Spin Doctor? CNN's Medical Correspondent -- and Former Candidate for Obama's Surgeon General -- Touts ObamaCare Benefits

Once a candidate to be President Obama's surgeon general – and thus the mouthpiece for ObamaCare – Dr. Sanjay Gupta touted the benefits of ObamaCare throughout the day on Thursday, after the Supreme Court upheld the law. CNN's own medical correspondent was essentially defending the law by explaining its benefits to different guests.

Two health care activists were among the guests who came to Gupta and defended the bill. CNN didn't identify them as pro-ObamaCare, however, even though their respective organizations supported the law.

One of the guests from Doctors for America, born out of the group "Doctors for Obama" and sponsored by the Center for American Progress, told CNN the quality of health care would improve and the number of doctors would increase under ObamaCare. She also knocked down a strawman argument by claiming many doctors who object to ObamaCare do so out of "monetary gain."

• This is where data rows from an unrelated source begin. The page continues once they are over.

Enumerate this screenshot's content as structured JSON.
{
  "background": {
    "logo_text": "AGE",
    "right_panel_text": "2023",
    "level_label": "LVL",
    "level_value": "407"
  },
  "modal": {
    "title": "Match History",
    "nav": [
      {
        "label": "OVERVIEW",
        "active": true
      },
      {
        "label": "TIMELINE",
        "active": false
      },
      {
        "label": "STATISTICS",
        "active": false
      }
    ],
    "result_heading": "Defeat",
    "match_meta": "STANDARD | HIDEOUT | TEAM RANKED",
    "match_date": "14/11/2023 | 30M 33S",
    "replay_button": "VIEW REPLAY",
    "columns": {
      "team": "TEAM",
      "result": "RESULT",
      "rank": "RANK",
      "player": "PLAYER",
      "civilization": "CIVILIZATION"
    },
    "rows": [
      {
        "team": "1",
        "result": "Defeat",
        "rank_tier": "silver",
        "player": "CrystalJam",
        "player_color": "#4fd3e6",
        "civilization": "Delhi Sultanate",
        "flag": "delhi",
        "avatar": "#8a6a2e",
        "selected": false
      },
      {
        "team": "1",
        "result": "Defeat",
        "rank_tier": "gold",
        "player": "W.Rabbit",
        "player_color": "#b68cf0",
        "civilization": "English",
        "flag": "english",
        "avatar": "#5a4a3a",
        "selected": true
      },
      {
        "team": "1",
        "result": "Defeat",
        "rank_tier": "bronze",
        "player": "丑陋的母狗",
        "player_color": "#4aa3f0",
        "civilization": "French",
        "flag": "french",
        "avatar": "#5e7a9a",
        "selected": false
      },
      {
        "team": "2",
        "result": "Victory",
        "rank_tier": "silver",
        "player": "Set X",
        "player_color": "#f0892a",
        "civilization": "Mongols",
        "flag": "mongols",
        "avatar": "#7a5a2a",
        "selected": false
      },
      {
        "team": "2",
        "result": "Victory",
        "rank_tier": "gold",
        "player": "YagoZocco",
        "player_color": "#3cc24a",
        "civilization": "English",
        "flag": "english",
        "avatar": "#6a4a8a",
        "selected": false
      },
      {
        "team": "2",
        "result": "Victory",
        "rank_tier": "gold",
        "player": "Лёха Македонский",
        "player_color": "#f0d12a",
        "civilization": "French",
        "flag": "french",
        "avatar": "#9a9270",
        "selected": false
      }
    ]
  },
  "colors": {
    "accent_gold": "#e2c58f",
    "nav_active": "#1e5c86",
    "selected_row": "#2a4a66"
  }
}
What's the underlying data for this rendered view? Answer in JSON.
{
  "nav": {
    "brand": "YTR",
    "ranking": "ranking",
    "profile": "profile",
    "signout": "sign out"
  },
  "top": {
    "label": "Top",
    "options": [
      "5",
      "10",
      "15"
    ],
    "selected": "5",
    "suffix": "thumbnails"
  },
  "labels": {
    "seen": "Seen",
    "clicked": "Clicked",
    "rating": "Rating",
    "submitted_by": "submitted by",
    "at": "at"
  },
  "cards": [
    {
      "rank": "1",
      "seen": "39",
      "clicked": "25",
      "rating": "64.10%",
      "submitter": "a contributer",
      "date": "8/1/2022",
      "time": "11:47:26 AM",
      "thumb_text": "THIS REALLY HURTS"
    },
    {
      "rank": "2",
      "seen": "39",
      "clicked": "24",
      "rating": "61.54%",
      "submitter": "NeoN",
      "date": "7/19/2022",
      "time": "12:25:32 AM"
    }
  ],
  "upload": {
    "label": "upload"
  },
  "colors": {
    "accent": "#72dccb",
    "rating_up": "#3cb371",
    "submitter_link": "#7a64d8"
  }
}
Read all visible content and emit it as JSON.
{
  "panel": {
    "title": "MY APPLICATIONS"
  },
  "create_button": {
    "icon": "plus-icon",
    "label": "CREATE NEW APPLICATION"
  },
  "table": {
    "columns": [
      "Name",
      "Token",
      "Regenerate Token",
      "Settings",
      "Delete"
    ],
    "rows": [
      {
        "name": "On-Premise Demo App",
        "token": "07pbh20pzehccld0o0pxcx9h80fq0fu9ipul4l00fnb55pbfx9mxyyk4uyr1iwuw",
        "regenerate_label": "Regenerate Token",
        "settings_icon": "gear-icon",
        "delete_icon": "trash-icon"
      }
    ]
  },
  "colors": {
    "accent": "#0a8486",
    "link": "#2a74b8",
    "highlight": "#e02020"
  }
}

Another guest, an activist who founded VoteHealthcare.org, actually helped Gupta explain the benefits of ObamaCare. Her daughter, she said, is "one pink slip away from no health insurance. But not after today." She added that "we can sleep now because we know she'll be able to buy a policy."

Gupta simply described her as a "viewer" and not until the end of the interview did CNN note that she was Kathlie McClure, the founder of the website. No mention was given that the website celebrated ObamaCare.

Gupta himself explained the law's benefits as well, just like the health care activist did. He gave this positive take on the law's community rating: "So for a lot of people who have illnesses or have children, as you do, Kathie, with illnesses, this is a way for them to get health care insurance where maybe they couldn't have gotten it before or it would have been prohibitively expensive."

Gupta continued noting the benefits of the new bill. "[I]f you have health care insurance and then you get sick, in the past you could have been dropped. That can no longer happen."